Over the past few years, CiplaQCIL shares on the Uganda Stock Exchange have experienced a dramatic decline, dropping from Ush250 ($0.0681) to Ush70 ($0.019) as of Mon., July 17.
This downward spiral has resulted in substantial losses for the company’s shareholders, including Katongole, who owns a significant stake in the pharmaceutical manufacturing firm.
As a result of the continuous downward trend in the company’s shares, CiplaQCIL’s market capitalization has fallen below $70 million, leading to a significant devaluation of Emmanuel Katongole’s stake in the pharmaceutical firm to Ush7.14 billion ($1.95 million).
In an effort to pare losses and unlock value for its shareholders, CiplaQCIL has recently entered into a share sale agreement with Africa Capitalworks, a Mauritius-based firm.
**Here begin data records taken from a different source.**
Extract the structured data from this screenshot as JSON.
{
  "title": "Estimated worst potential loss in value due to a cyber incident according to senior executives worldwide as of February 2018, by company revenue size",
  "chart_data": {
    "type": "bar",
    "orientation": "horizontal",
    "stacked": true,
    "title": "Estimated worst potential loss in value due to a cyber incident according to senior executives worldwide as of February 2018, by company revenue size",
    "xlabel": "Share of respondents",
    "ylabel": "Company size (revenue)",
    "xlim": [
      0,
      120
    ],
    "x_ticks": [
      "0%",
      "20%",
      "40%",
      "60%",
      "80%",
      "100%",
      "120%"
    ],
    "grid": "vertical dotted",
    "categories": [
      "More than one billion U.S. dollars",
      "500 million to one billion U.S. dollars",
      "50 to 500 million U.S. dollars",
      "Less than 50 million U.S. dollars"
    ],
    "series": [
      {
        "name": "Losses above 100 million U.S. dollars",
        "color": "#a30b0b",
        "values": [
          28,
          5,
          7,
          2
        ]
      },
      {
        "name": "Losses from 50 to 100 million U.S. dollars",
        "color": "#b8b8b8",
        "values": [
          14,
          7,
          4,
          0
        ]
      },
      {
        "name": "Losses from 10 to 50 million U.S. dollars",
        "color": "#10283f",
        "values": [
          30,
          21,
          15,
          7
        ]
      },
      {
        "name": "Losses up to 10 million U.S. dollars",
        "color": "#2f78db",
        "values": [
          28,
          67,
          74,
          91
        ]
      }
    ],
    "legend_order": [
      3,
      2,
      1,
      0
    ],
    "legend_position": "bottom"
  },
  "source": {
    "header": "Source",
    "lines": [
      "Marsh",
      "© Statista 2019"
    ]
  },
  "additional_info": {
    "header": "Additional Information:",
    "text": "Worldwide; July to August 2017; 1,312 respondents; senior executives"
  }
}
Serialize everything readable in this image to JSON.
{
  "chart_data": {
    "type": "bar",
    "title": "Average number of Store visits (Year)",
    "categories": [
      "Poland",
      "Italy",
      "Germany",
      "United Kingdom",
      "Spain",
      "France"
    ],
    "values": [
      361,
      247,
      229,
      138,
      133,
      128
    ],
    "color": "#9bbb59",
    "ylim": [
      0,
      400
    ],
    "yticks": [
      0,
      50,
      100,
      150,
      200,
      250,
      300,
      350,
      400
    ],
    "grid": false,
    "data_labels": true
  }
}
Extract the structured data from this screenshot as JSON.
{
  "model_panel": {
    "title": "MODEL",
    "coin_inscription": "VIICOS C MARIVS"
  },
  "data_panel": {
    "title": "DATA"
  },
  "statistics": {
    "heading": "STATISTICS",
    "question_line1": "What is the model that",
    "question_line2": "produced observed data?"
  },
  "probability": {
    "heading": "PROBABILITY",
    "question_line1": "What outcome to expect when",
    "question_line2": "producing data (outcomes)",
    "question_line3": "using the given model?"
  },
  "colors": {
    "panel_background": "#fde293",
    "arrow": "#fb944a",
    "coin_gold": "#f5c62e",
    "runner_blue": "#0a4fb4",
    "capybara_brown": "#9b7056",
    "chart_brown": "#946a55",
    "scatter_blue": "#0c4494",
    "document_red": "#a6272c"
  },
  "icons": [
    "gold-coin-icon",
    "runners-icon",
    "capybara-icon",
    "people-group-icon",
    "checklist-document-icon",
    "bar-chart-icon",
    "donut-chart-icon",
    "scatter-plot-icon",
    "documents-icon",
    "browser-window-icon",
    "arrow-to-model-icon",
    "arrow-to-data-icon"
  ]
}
Under this agreement, Africa Capitalworks is set to acquire a 51.18-percent stake in CiplaQCIL.
This strategic investment by Africa Capitalworks aims to tap into growth opportunities, particularly in the realms of technology, innovation, and drug manufacturing.
The Mauritius-based investment firm is seeking approval from the Capital Markets Authority for the proposed deal, which, if approved, will substantially change the company’s shareholding structure.